It's raining again and oddly enough it was the rain which woke me up. No no, not the lightning for there isn't any, just the rain.
With the rain comes about a usual bout of generic sadness. This is a term I have come to use for the odd tender sensation I often experience when it rains. I don't even know where it's coming from.
There's added reason today, first, I overslept. Oversleeping usually makes me sad because it means I sleep later in the night. It means I sleep at 2 or 3 or risk time wasted rolling on the bed while convulsing within tides of sleep paralysis.
But more so today as I awoke with guilt, guilt regarding the unfinished writing module work I have to complete, to complete by 8am tomorrow morning.
I think about it and I feel sad immediately. Yes yes, so the writer in concern is a little more disappointing than usual and now I may well have to find another... but why only now? Why only now tucky? Why always... only now?
I don't know. Leonard's departing words make sense to me now. Living life on the edge... maybe the bleeding edge, maybe I'm bleeding out but I only glimpse this in brief moments like this.

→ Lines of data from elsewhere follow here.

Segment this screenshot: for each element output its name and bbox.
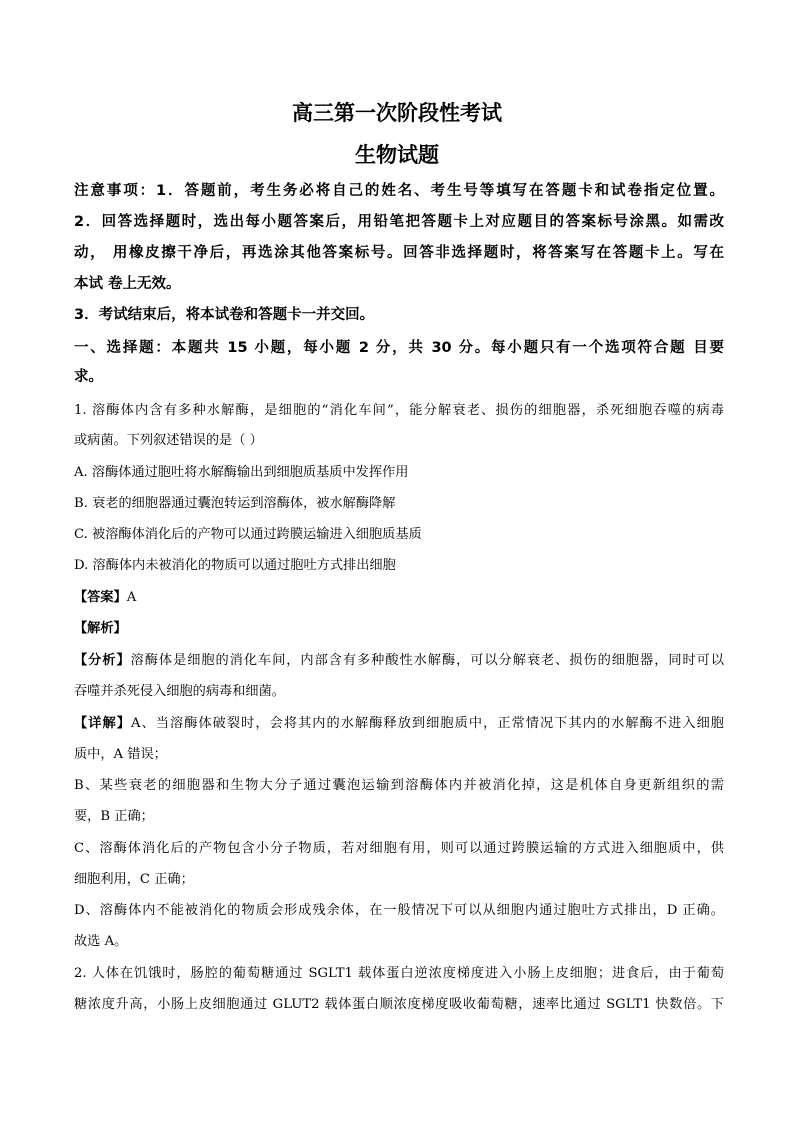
q1-fenxi-line-1 — [74, 652, 724, 670]
q1-detail-line-4: 要，B 正确； — [74, 809, 154, 824]
q1-detail-line-7: D、溶酶体内不能被消化的物质会形成残余体，在一般情况下可以从细胞内通过胞吐方式排出，D 正确。 — [74, 903, 724, 918]
q1-detail-line-5: C、溶酶体消化后的产物包含小分子物质，若对细胞有用，则可以通过跨膜运输的方式进入细胞质中，供 — [74, 841, 724, 856]
detail-text-1: A、当溶酶体破裂时，会将其内的水解酶释放到细胞质中，正常情况下其内的水解酶不进入细胞 — [130, 716, 724, 731]
q1-detail-line-8: 故选 A。 — [74, 934, 128, 949]
section-heading-line-2: 求。 — [74, 369, 103, 385]
q1-option-c: C. 被溶酶体消化后的产物可以通过跨膜运输进入细胞质基质 — [74, 527, 422, 542]
q1-analysis-heading — [74, 620, 724, 638]
q1-fenxi-line-2: 吞噬并杀死侵入细胞的病毒和细菌。 — [74, 684, 285, 699]
answer-tag: 【答案】 — [74, 590, 127, 605]
exam-subject-title: 生物试题 — [355, 143, 439, 167]
exam-title: 高三第一次阶段性考试 — [292, 101, 502, 125]
section-heading-line-1: 一、选择题：本题共 15 小题，每小题 2 分，共 30 分。每小题只有一个选项符合题 目要 — [74, 340, 724, 356]
q1-option-b: B. 衰老的细胞器通过囊泡转运到溶酶体，被水解酶降解 — [74, 496, 396, 511]
q1-detail-line-6: 细胞利用，C 正确； — [74, 872, 194, 887]
analysis-tag: 【解析】 — [74, 621, 127, 636]
fenxi-text-1: 溶酶体是细胞的消化车间，内部含有多种酸性水解酶，可以分解衰老、损伤的细胞器，同时可以 — [130, 653, 724, 668]
q1-stem-line-1: 1. 溶酶体内含有多种水解酶，是细胞的“消化车间”，能分解衰老、损伤的细胞器，杀死细胞吞噬的病毒 — [74, 403, 724, 418]
q1-option-a: A. 溶酶体通过胞吐将水解酶输出到细胞质基质中发挥作用 — [74, 465, 409, 480]
q1-stem-line-2: 或病菌。下列叙述错误的是（ ） — [74, 433, 263, 448]
q1-detail-line-1 — [74, 715, 724, 733]
notice-line-5: 3．考试结束后，将本试卷和答题卡一并交回。 — [74, 307, 375, 323]
notice-line-1: 注意事项：1．答题前，考生务必将自己的姓名、考生号等填写在答题卡和试卷指定位置。 — [74, 183, 724, 199]
q2-stem-line-1: 2. 人体在饥饿时，肠腔的葡萄糖通过 SGLT1 载体蛋白逆浓度梯度进入小肠上皮细胞；进食后，由于葡萄 — [74, 966, 724, 981]
detail-tag: 【详解】 — [74, 716, 131, 731]
notice-line-3: 动， 用橡皮擦干净后，再选涂其他答案标号。回答非选择题时，将答案写在答题卡上。写在 — [74, 245, 724, 261]
answer-value: A — [126, 590, 137, 605]
q1-detail-line-2: 质中，A 错误； — [74, 747, 167, 762]
q2-stem-line-2: 糖浓度升高，小肠上皮细胞通过 GLUT2 载体蛋白顺浓度梯度吸收葡萄糖，速率比通过 SGLT1 快数倍。下 — [74, 997, 724, 1012]
notice-line-4: 本试 卷上无效。 — [74, 276, 181, 292]
notice-line-2: 2．回答选择题时，选出每小题答案后，用铅笔把答题卡上对应题目的答案标号涂黑。如需改 — [74, 214, 724, 230]
q1-detail-line-3: B、某些衰老的细胞器和生物大分子通过囊泡运输到溶酶体内并被消化掉，这是机体自身更新组织的需 — [74, 778, 724, 793]
fenxi-tag: 【分析】 — [74, 653, 131, 668]
q1-option-d: D. 溶酶体内未被消化的物质可以通过胞吐方式排出细胞 — [74, 558, 396, 573]
q1-answer — [74, 589, 724, 607]
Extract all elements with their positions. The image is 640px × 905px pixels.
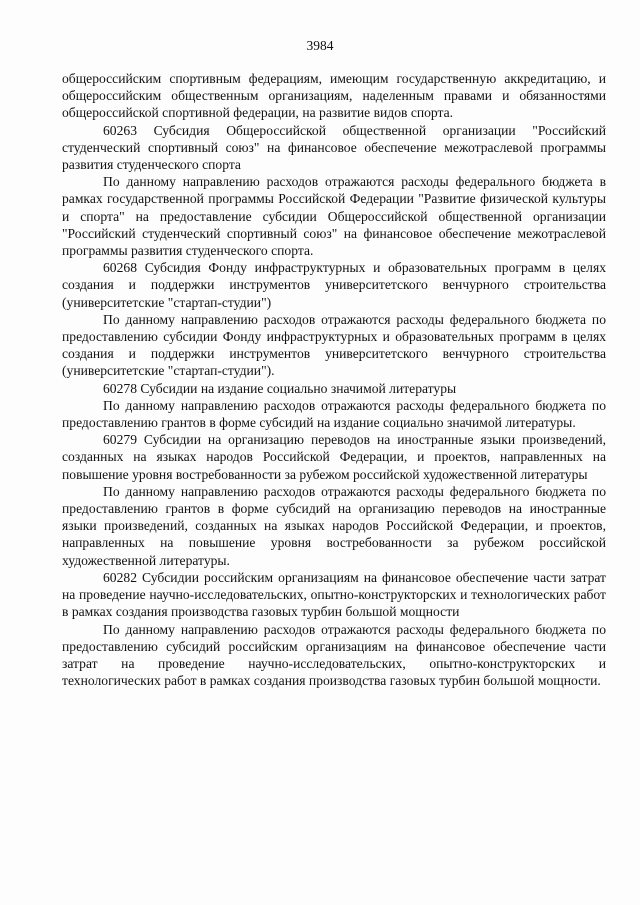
paragraph-heading-60279: 60279 Субсидии на организацию переводов на иностранные языки произведений, созданных на языках народов Российской Федерации, и проектов, направленных на повышение уровня востребованности за рубежом российской художественной литературы [62,432,606,482]
paragraph-body-60268: По данному направлению расходов отражаются расходы федерального бюджета по предоставлению субсидии Фонду инфраструктурных и образовательных программ в целях создания и поддержки инструментов университетского венчурного строительства (университетские "стартап-студии"). [62,311,606,379]
paragraph-heading-60268: 60268 Субсидия Фонду инфраструктурных и образовательных программ в целях создания и поддержки инструментов университетского венчурного строительства (университетские "стартап-студии") [62,260,606,310]
paragraph-continuation: общероссийским спортивным федерациям, имеющим государственную аккредитацию, и общероссийским общественным организациям, наделенным правами и обязанностями общероссийской спортивной федерации, на развитие видов спорта. [62,71,606,121]
paragraph-body-60278: По данному направлению расходов отражаются расходы федерального бюджета по предоставлению грантов в форме субсидий на издание социально значимой литературы. [62,397,606,431]
page-number: 3984 [306,38,334,53]
paragraph-heading-60263: 60263 Субсидия Общероссийской общественной организации "Российский студенческий спортивный союз" на финансовое обеспечение межотраслевой программы развития студенческого спорта [62,122,606,173]
paragraph-body-60279: По данному направлению расходов отражаются расходы федерального бюджета по предоставлению грантов в форме субсидий на организацию переводов на иностранные языки произведений, созданных на языках народов Российской Федерации, и проектов, направленных на повышение уровня востребованности за рубежом российской художественной литературы. [62,483,606,568]
paragraph-heading-60278: 60278 Субсидии на издание социально значимой литературы [103,380,457,396]
document-body [62,70,606,689]
paragraph-body-60282: По данному направлению расходов отражаются расходы федерального бюджета по предоставлению субсидий российским организациям на финансовое обеспечение части затрат на проведение научно-исследовательских, опытно-конструкторских и технологических работ в рамках создания производства газовых турбин большой мощности. [62,621,606,689]
paragraph-heading-60282: 60282 Субсидии российским организациям на финансовое обеспечение части затрат на проведение научно-исследовательских, опытно-конструкторских и технологических работ в рамках создания производства газовых турбин большой мощности [62,569,606,620]
paragraph-body-60263: По данному направлению расходов отражаются расходы федерального бюджета в рамках государственной программы Российской Федерации "Развитие физической культуры и спорта" на предоставление субсидии Общероссийской общественной организации "Российский студенческий спортивный союз" на финансовое обеспечение межотраслевой программы развития студенческого спорта. [62,174,606,259]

Or maybe it's the familiar knocking noise mixed into the steady beat of the rain. Maybe the plight of the construction workers are creeping into my consciousness. I wake up to a heavy rain and the sound of construction unsettles my heart. Even now? Even now?
This sentiment runs back to my first days in angsana... or maybe to when I, innocently 7, watched the construction of a condo from my piano teacher's house... where every morning now I wake up to the knocking sound. These guys begin at the light of day and sometimes the sound only trails off at around 9 at night.
Necessarily implicated is what I learnt about Singapore's treatment of foreign labourers during last sociological tutorial. Is this another evidence? An evidence that the country I love does ignore the rights of these poor labourers?
Or maybe it's that letter. I'm sure my heart was okay as I wrote it... perhaps just a little overzealous. My heart raced when I delivered it, I didn't want to get caught and misunderstood, I rationalized.
Fasttrack to now, my heart has been racing. It has not ceased since morning when I was told to expect a reply. A reply which was going to take 2 days or so... but a reply!
I know I'm overreacting, I feel this child in me taking over. I'm in deep anticipation.
I wake up and recall the thing I'm waiting for. The entirety of my being, compelled by the unhappiness which my work and the work downstairs, awaits. It remembers the thing it dropped before it retreated for sleep...
And the rain still provokes the same unsettling sadness. Perhaps it's just my stomach... perhaps it's time for dinner.